Arthritis & Rheumatism (1998)
Leptin produced by joint white adipose tissue induces cartilage degradation via upregulation and activation of matrix metalloproteinases
Wang Hui;Gary J Litherland;Martina S Elias;Gareth I Kitson.
Annals of the Rheumatic Diseases (2012)
Synergistic effects of glycoprotein 130 binding cytokines in combination with interleukin-1 on cartilage collagen breakdown.
A. D. Rowan;P. J. T. Koshy;W. D. Shingleton;B. A. Degnan.
Arthritis & Rheumatism (2001)
The mammalian chitinase-like lectin, YKL-40, binds specifically to type I collagen and modulates the rate of type I collagen fibril formation.
Heather F. Bigg;Robin Wait;Andrew D. Rowan;Tim E. Cawston.

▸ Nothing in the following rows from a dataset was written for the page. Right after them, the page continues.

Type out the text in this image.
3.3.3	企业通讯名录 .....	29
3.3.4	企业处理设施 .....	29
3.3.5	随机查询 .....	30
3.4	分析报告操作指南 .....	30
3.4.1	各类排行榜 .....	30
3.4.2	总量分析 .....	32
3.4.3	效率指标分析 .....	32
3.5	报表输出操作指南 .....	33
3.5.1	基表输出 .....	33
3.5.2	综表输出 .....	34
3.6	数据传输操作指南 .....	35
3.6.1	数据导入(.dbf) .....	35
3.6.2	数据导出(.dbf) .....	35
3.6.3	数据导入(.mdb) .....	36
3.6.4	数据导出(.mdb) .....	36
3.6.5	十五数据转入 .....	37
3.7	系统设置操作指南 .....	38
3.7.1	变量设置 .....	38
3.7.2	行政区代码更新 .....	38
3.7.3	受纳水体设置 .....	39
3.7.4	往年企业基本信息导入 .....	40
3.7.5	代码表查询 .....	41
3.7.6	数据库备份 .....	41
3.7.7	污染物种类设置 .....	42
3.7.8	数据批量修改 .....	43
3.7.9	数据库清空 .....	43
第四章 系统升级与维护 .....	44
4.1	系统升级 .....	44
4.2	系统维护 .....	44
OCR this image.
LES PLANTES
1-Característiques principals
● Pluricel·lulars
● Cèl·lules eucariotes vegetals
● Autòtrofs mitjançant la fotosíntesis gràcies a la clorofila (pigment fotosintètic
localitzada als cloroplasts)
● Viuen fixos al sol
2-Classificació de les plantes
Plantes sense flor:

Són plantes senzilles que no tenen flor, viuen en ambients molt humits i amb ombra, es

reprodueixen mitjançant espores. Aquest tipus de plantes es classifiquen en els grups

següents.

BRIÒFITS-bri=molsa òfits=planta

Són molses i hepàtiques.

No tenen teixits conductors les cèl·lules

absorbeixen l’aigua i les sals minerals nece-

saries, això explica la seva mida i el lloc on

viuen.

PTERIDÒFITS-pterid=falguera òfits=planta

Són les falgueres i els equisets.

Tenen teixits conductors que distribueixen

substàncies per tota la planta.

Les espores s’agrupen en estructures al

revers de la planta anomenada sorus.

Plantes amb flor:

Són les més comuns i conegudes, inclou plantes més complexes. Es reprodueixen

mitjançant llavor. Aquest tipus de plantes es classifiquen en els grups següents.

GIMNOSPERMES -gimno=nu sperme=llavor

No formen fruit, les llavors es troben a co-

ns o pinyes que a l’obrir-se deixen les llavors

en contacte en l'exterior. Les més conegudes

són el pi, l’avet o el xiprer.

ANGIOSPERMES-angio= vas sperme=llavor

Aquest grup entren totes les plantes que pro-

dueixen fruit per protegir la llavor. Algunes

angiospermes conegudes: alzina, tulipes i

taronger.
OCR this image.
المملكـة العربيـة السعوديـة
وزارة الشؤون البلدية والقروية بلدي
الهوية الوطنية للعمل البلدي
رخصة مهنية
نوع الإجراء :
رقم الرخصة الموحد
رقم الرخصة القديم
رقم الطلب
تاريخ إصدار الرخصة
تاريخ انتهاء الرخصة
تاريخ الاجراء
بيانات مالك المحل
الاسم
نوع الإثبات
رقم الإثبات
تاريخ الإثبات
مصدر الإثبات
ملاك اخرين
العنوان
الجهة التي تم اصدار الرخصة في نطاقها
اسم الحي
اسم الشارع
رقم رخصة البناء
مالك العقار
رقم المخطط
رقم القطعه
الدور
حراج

Journal of Biological Chemistry (2006)
Stem bromelain: amino acid sequence and implications for weak binding of cystatin.
Anka Ritonja;Andrew D. Rowan;David J. Buttle;Neil D. Rawlings.
FEBS Letters (1989)
Germline APC variants in patients with multiple colorectal adenomas, with evidence for the particular importance of E1317Q
H Lamlum;N Al Tassan;E Jaeger;I Frayling.